3. Confusing cute with cheesy
The kids’ bath can definitely be childlike and colorful, but that doesn’t mean you cave entirely and hang up your little one’s favorite cartoon character (we’re looking at you, SpongeBob!). Keep this look fun, but don’t pick something cheesy, Henry suggests.
“Try an oversize graphic, an interesting pattern, or your child’s favorite colors instead,” he says.
4. Being afraid of plain white
Shower curtains give us a ripe opportunity to play with colors and patterns without committing to them for life. But before you go seeking out the perfect design, consider that the most on-trend look might just be the easiest: plain white.
It’ll give you a fresh look, especially in the master bath—and you’ll never risk making your space look cheap.
“Hotels use it exclusively because it telegraphs cleanliness—so it’s the only color I ever specify,” says Justin Riordan of Spade and Archer Design Agency.
5. Being a slave to size
Of course you’ll need to measure before you buy a shower curtain—buying one that’s too short or not wide enough means a daily flood on the floor. But don’t limit yourself entirely here. If you have a stall shower that isn’t enclosed in glass, you can actually ignore the curtain width. (Owners of open stall showers have long been shortchanged when it comes to curtain options, since the vast majority of pretty patterns and colors are sized for longer tub showers.)
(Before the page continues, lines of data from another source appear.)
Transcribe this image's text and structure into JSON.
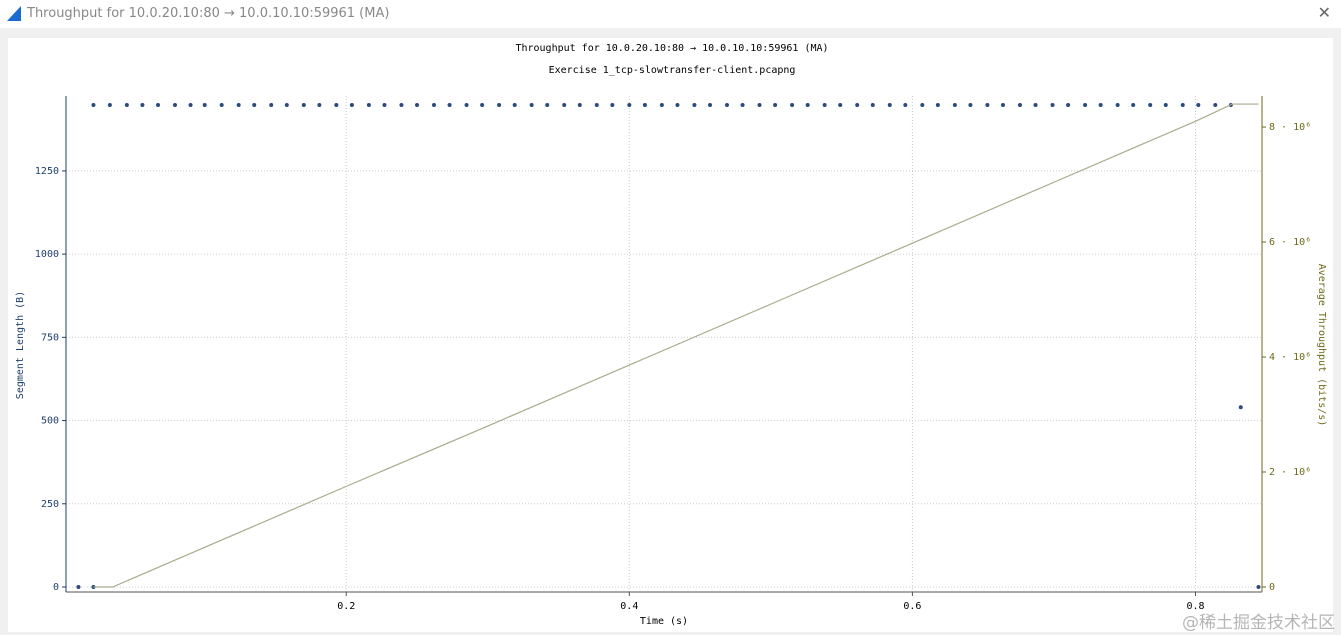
{
  "window": {
    "title": "Throughput for 10.0.20.10:80 → 10.0.10.10:59961 (MA)"
  },
  "watermark": "@稀土掘金技术社区",
  "chart_data": {
    "type": "scatter-line",
    "title": "Throughput for 10.0.20.10:80 → 10.0.10.10:59961 (MA)",
    "subtitle": "Exercise 1_tcp-slowtransfer-client.pcapng",
    "x_label": "Time (s)",
    "y_label": "Segment Length (B)",
    "y2_label": "Average Throughput (bits/s)",
    "xlim": [
      0.002,
      0.847
    ],
    "xticks": [
      0.2,
      0.4,
      0.6,
      0.8
    ],
    "ylim": [
      -15,
      1475
    ],
    "yticks": [
      0,
      250,
      500,
      750,
      1000,
      1250
    ],
    "y2lim": [
      -87000,
      8540000
    ],
    "y2ticks": [
      0,
      {
        "value": 2000000,
        "label": "2 · 10⁶"
      },
      {
        "value": 4000000,
        "label": "4 · 10⁶"
      },
      {
        "value": 6000000,
        "label": "6 · 10⁶"
      },
      {
        "value": 8000000,
        "label": "8 · 10⁶"
      }
    ],
    "grid": true,
    "series": [
      {
        "name": "Segment Length",
        "type": "scatter",
        "color": "#2b4a7a",
        "x": [
          0.0108,
          0.0214,
          0.0214,
          0.033,
          0.045,
          0.056,
          0.067,
          0.079,
          0.09,
          0.1,
          0.112,
          0.124,
          0.135,
          0.147,
          0.158,
          0.17,
          0.181,
          0.193,
          0.204,
          0.216,
          0.227,
          0.239,
          0.25,
          0.262,
          0.273,
          0.285,
          0.296,
          0.308,
          0.319,
          0.331,
          0.342,
          0.354,
          0.365,
          0.377,
          0.388,
          0.4,
          0.411,
          0.423,
          0.434,
          0.446,
          0.457,
          0.469,
          0.48,
          0.492,
          0.503,
          0.515,
          0.526,
          0.538,
          0.549,
          0.561,
          0.572,
          0.584,
          0.595,
          0.607,
          0.618,
          0.63,
          0.641,
          0.653,
          0.664,
          0.676,
          0.687,
          0.699,
          0.71,
          0.722,
          0.733,
          0.745,
          0.756,
          0.768,
          0.779,
          0.791,
          0.802,
          0.814,
          0.825,
          0.832,
          0.8445
        ],
        "values": [
          0,
          0,
          1448,
          1448,
          1448,
          1448,
          1448,
          1448,
          1448,
          1448,
          1448,
          1448,
          1448,
          1448,
          1448,
          1448,
          1448,
          1448,
          1448,
          1448,
          1448,
          1448,
          1448,
          1448,
          1448,
          1448,
          1448,
          1448,
          1448,
          1448,
          1448,
          1448,
          1448,
          1448,
          1448,
          1448,
          1448,
          1448,
          1448,
          1448,
          1448,
          1448,
          1448,
          1448,
          1448,
          1448,
          1448,
          1448,
          1448,
          1448,
          1448,
          1448,
          1448,
          1448,
          1448,
          1448,
          1448,
          1448,
          1448,
          1448,
          1448,
          1448,
          1448,
          1448,
          1448,
          1448,
          1448,
          1448,
          1448,
          1448,
          1448,
          1448,
          1448,
          540,
          0
        ]
      },
      {
        "name": "Average Throughput",
        "type": "line",
        "axis": "y2",
        "color": "#a9ab8c",
        "x": [
          0.0214,
          0.035,
          0.1,
          0.2,
          0.3,
          0.4,
          0.5,
          0.6,
          0.7,
          0.8,
          0.826,
          0.8445
        ],
        "values": [
          0,
          0,
          690000,
          1750000,
          2800000,
          3860000,
          4920000,
          5980000,
          7040000,
          8100000,
          8400000,
          8400000
        ]
      }
    ]
  }
}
But most of these tub curtains fit a stall shower just fine—the fabric will be just a bit bunched on each end. And if you pick your pattern wisely, with just a top or bottom border rather than one graphic slapped in the middle, your curtain’s design will display nicely.
6. Picking plastic rings
“Plastic shower rings remind me of the ’80s—and more specifically John Candy in ‘Planes, Trains, Automobiles,'” MacRae says. (To the uninitiated: his character sold the things!)
She prefers metal, as does Henry, who likes to match shower rings to other finishes in the bathroom.
“And always use double hooks so that the liner can hang inside the tub while the decorative curtain stays on the outside,” Pulcine suggests.
For added security, look for a liner with little magnets sewn into the bottom hem, MacRae suggests.
“This way, the liner sticks to the porcelain and doesn’t attack you in the shower,” she reports.
7. Ignoring hookless options
Jamie Novak, author of “Keep This Toss That,” struggled for years with rusting metal rings, cheap plastic ones, liners that ripped, and fancier versions that got ruined in the wash. Her solution? A hookless shower curtain with a snap-in liner.
“This product has rings with breaks in them so you can slip each one over the bar, stress-free,” she says. “And the washable liner snaps in and out—easy, breezy.”